We’re excited to announce that we’ve just launched the ability to integrate Airflow with Secoda. Airflow is an open source workflow management tool that was created in Airbnb in 2014 as a way to manage complex workflows. Airflow gives data engineers the ability to programmatically schedule their workflow and monitor their workflow through the Airflow interface. The airflow integration will pull information related to Airflow jobs and put them into their own page on the Secoda UI. Airflow is an important part of the data landscape and should be included in any data discovery tools that want to encompass the entire data stack. The Airflow DAG page will display the following information for documentation purposes:

Basic information

  • Name
  • Description
  • Owner(s)
  • Tags
  • Scheduled interval
  • Last run
  • Last run status
  • README

Task list associated with DAG (similar to columns in Table details view)

  • Name
  • Owner(s)
  • Last run
  • Last run status

DAG associations

  • Table → Airflow DAG association (coming soon)

Jobs will be a new searchable entity in Secoda by the metadata listed above and will allow data users to easily find all the information related to their Airflow workflow. The jobs integrated are searchable in the Secoda search bar and the Secoda Slack app.

Searchable jobs in the Secoda UI

Why add Airflow to Secoda?

Over the last few years, producing and storing data has become increasingly cheaper and easier. Organizations are now flooded with data and context in separate data warehouses, data lakes, and tools like Airflow and dbt. These data assets are becoming more difficult to manage and protect and for consumers outside of the data team, this complexity has made it increasingly more difficult to understand what data exists, what to trust and how to use data.

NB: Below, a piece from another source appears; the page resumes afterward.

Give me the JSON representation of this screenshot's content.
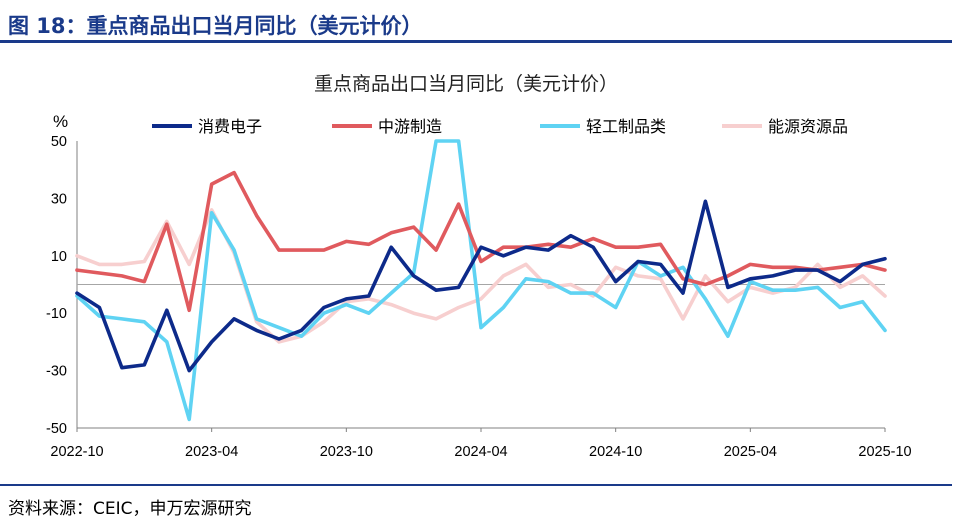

Even with great data practices, many organizations still struggle to get value out of their data - up to 73% of all enterprise data goes unused. One of the big contributors to this problem is that organizations create data silos by not documenting and centralizing their data in a place where every employee can access the information.

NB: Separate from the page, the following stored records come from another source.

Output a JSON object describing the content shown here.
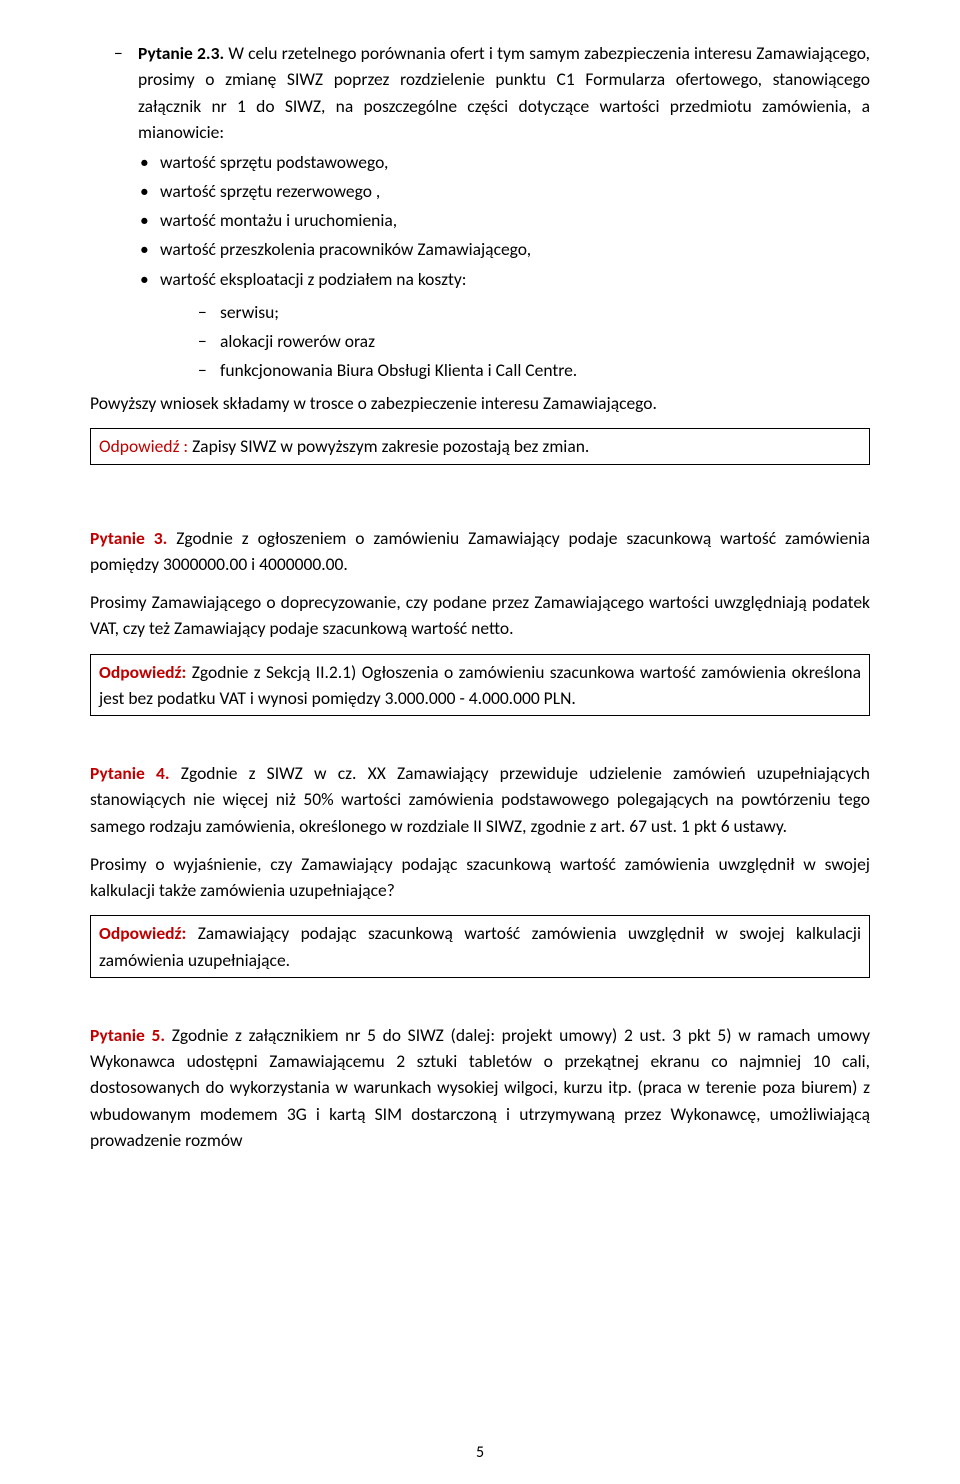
{
  "q23": {
    "heading_dash_label": "Pytanie 2.3.",
    "heading_rest": " W celu rzetelnego porównania ofert i tym samym zabezpieczenia interesu Zamawiającego, prosimy o zmianę SIWZ poprzez rozdzielenie punktu C1 Formularza ofertowego, stanowiącego załącznik nr 1 do SIWZ, na poszczególne części dotyczące wartości przedmiotu zamówienia, a mianowicie:",
    "bullets": [
      " wartość sprzętu podstawowego,",
      "wartość sprzętu rezerwowego ,",
      "wartość montażu i uruchomienia,",
      "wartość przeszkolenia pracowników Zamawiającego,",
      "wartość eksploatacji z podziałem na koszty:"
    ],
    "sub_dashes": [
      "serwisu;",
      "alokacji rowerów oraz",
      "funkcjonowania Biura Obsługi Klienta  i  Call Centre."
    ],
    "closing": "Powyższy wniosek składamy w trosce o zabezpieczenie interesu Zamawiającego.",
    "answer_label": "Odpowiedź : ",
    "answer_text": "Zapisy SIWZ w powyższym zakresie pozostają bez zmian."
  },
  "q3": {
    "label": "Pytanie 3.",
    "text1": " Zgodnie z ogłoszeniem o zamówieniu Zamawiający podaje szacunkową wartość zamówienia pomiędzy 3000000.00  i  4000000.00.",
    "text2": "Prosimy Zamawiającego o doprecyzowanie, czy podane przez Zamawiającego wartości uwzględniają podatek VAT, czy też Zamawiający podaje szacunkową wartość netto.",
    "answer_label": "Odpowiedź:",
    "answer_text1": " Zgodnie z Sekcją II.2.1)   Ogłoszenia o zamówieniu szacunkowa wartość ",
    "answer_text2": "zamówienia  określona jest bez podatku VAT i wynosi pomiędzy 3.000.000  -  4.000.000 PLN."
  },
  "q4": {
    "label": "Pytanie 4.",
    "text1": " Zgodnie z SIWZ w cz. XX Zamawiający przewiduje udzielenie zamówień uzupełniających stanowiących nie więcej niż 50% wartości zamówienia podstawowego polegających na powtórzeniu tego samego rodzaju zamówienia, określonego w rozdziale II SIWZ, zgodnie z art. 67 ust. 1 pkt 6 ustawy.",
    "text2": "Prosimy o wyjaśnienie, czy Zamawiający podając szacunkową wartość zamówienia uwzględnił w swojej kalkulacji także zamówienia uzupełniające?",
    "answer_label": "Odpowiedź:",
    "answer_text": " Zamawiający podając szacunkową wartość zamówienia uwzględnił w swojej kalkulacji zamówienia uzupełniające."
  },
  "q5": {
    "label": "Pytanie 5.",
    "text": " Zgodnie z załącznikiem nr 5 do SIWZ (dalej: projekt umowy) 2 ust. 3 pkt 5) w ramach umowy Wykonawca udostępni Zamawiającemu 2 sztuki tabletów o przekątnej ekranu co najmniej 10 cali, dostosowanych do wykorzystania w warunkach wysokiej wilgoci, kurzu itp. (praca w terenie poza biurem) z wbudowanym modemem 3G i kartą SIM dostarczoną i utrzymywaną przez Wykonawcę, umożliwiającą prowadzenie rozmów"
  },
  "page_number": "5",
  "colors": {
    "text": "#000000",
    "accent": "#c00000",
    "background": "#ffffff",
    "border": "#000000"
  }
}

With Secoda and Airflow, you can verify DAGS and manage them in one central place. You can also enhance your Airflow jobs with additional details like tags, owners and related tables. All details from your DAGS are automatically transferred to Secoda, allowing you to document your data in code and allowing your business users to search for it through a simple, intuitive UI.

A DAG presented in the Secoda UI

Additionally, Secoda allows you to connect to Slack, which Airflow users can use to stay updated about new DAGS, changes and new documentation that other members are creating. This feature can help teams stay informed about the changes that are made across their infrastructure.

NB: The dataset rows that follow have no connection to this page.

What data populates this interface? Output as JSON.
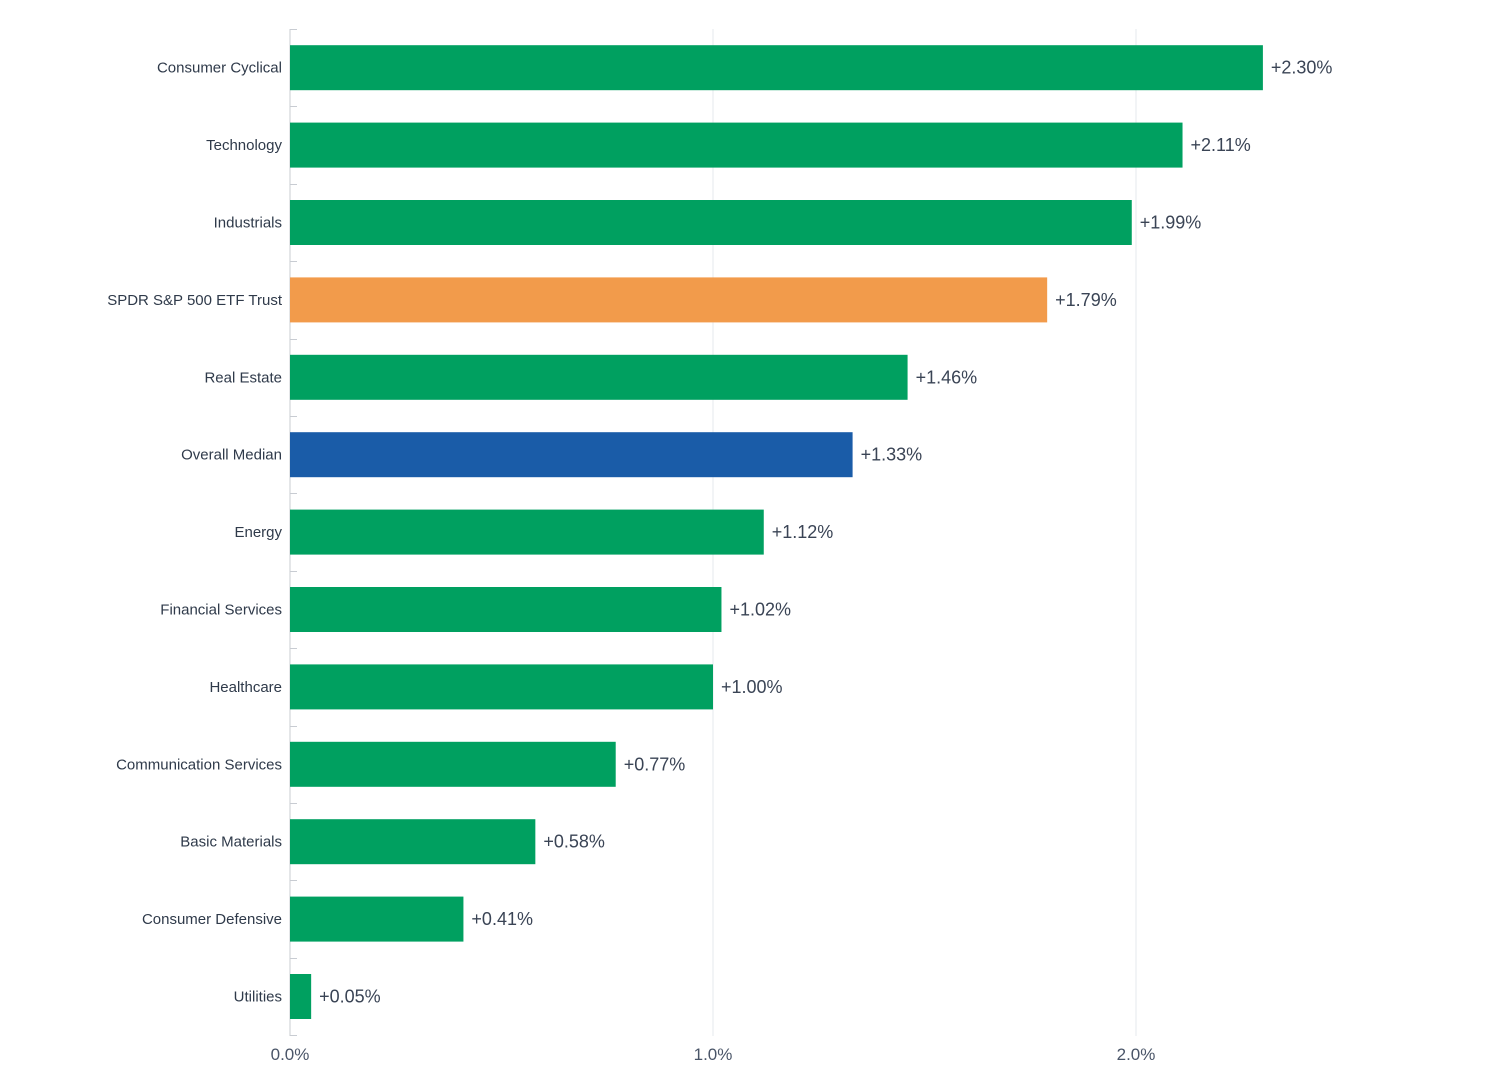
{
  "chart_data": {
    "type": "bar",
    "orientation": "horizontal",
    "title": "",
    "xlabel": "",
    "ylabel": "",
    "xlim": [
      0,
      2.6
    ],
    "x_ticks": [
      0,
      1,
      2
    ],
    "x_tick_labels": [
      "0.0%",
      "1.0%",
      "2.0%"
    ],
    "grid": "vertical",
    "legend": "none",
    "categories": [
      "Consumer Cyclical",
      "Technology",
      "Industrials",
      "SPDR S&P 500 ETF Trust",
      "Real Estate",
      "Overall Median",
      "Energy",
      "Financial Services",
      "Healthcare",
      "Communication Services",
      "Basic Materials",
      "Consumer Defensive",
      "Utilities"
    ],
    "values": [
      2.3,
      2.11,
      1.99,
      1.79,
      1.46,
      1.33,
      1.12,
      1.02,
      1.0,
      0.77,
      0.58,
      0.41,
      0.05
    ],
    "value_labels": [
      "+2.30%",
      "+2.11%",
      "+1.99%",
      "+1.79%",
      "+1.46%",
      "+1.33%",
      "+1.12%",
      "+1.02%",
      "+1.00%",
      "+0.77%",
      "+0.58%",
      "+0.41%",
      "+0.05%"
    ],
    "bar_colors": [
      "#00a060",
      "#00a060",
      "#00a060",
      "#f29b4b",
      "#00a060",
      "#1a5ca8",
      "#00a060",
      "#00a060",
      "#00a060",
      "#00a060",
      "#00a060",
      "#00a060",
      "#00a060"
    ]
  },
  "colors": {
    "positive": "#00a060",
    "benchmark": "#f29b4b",
    "median": "#1a5ca8",
    "gridline": "#e6e8ec",
    "axis": "#c8ccd2"
  }
}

The integration with Airflow works with Airflow version 2.0 and above. For Secoda, this integration enhances our ability to provide information on how the data should be interpreted, information on how the data is created and used and information on the frequency and types of updates to the data. This will help us make a more intuitive and relevant search experience for everyone who integrates Airflow to Secoda. In the future, we're going to add the ability to associate this information to the tables in Secoda.

Our goal is to continue to simplify data discovery while trying to make the most intuitive data discovery platform for all users. To make things even more exciting, we're offering teams that connects Airflow to Secoda a 20% off discount to the product. We're super excited to help data teams find clarity in the sea of data and are continuing to work towards integrations and features that can make data discovery simple.